Just as there are device dependent color spaces, there are also device independent color spaces. These are the biggest and they map color in its purest form using coordinates that can be graphed in three-dimensional space.

L*a*b* (CIELAB), XYZ (CIEXYZ) and L*C*H* (CIELCH) are used to define color as the eye sees it instead of how devices interpret it. These numbers can be translated into the appropriate CMYK or RGB color space for the device used to create the final image.

RGB to CMYK color space conversion
Picture converted from RGB color Space to CMYK color space

Great Prints Every Time

  1. Calibrate your monitor + soft proof
    • It’s easy… wait for our upcoming blog on this
  2. Work with a printer who is color and quality focused
    • When color and quality matters, avoid cheap printing
  3. Know what type of printer, ink, and media will be used
    • Analog, digital, UV, aqueous, paper, vinyl… it matters
  4. Use your printer’s preferred specs
    • They know what’s best for their workflow
    • Finalize settings BEFORE creating the artwork

Printer, media, and ink all have an effect on color space, so talk to your printer before building your graphics. They will guide you in creating the types of files that are best for their workflow.

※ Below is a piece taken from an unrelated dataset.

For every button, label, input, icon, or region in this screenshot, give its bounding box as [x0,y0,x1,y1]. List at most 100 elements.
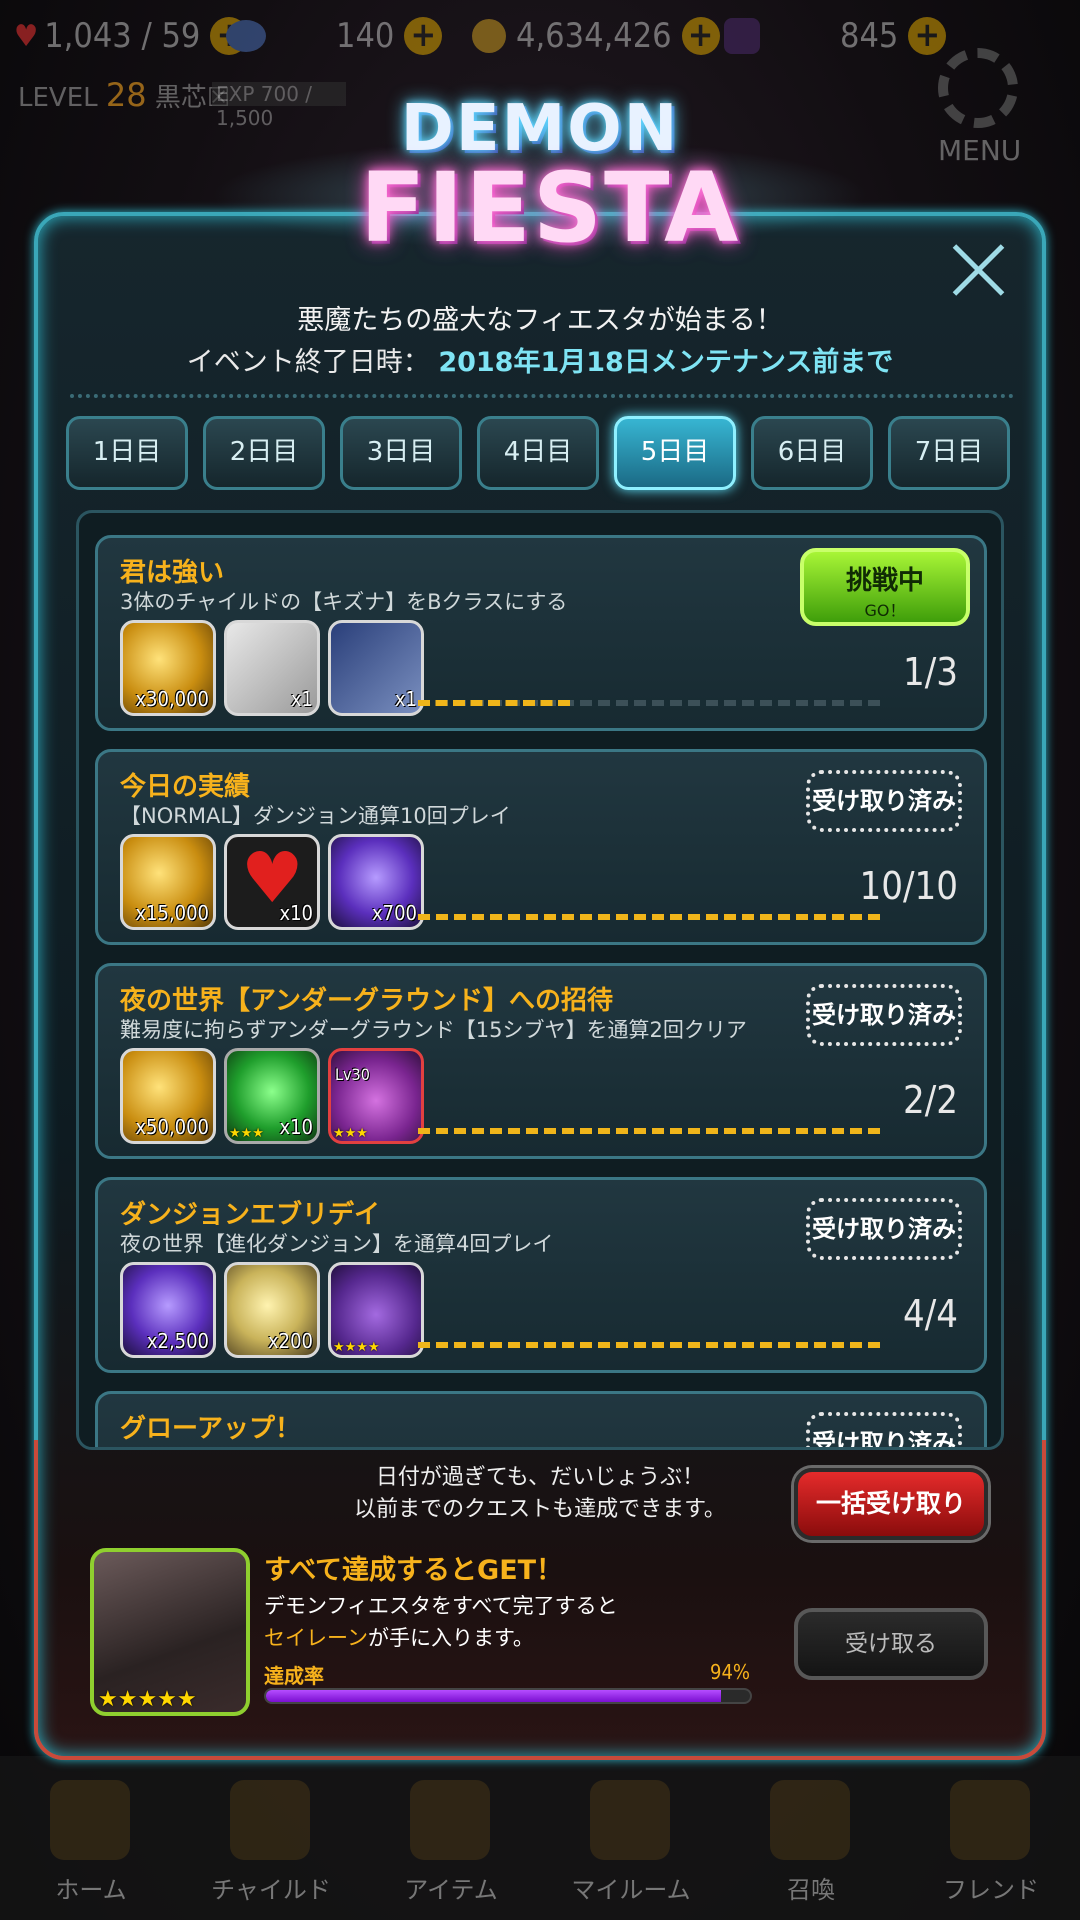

2 thoughts on “Color Management 101: Color Spaces

  1. There is no Color 201 Blog you keep alluding to. Where is it?

    Also, the color space cross-section you show at the top of the post is, I think, inaccurate. Typical ones, found by googling “color space”, fade to a white spot in the center. This one seems to radiate fully saturated colors from a singularity in the middle.

  2. Hi John, good to hear from you…and you are indeed correct! Must have not been enough coffee flowing in the office that day. The inaccurate image has been removed and we appreciate the heads-up.

    Also, alas, the Color 201 article never quite made it to the blog. We’ll note your interest and potentially build on this topic in the future.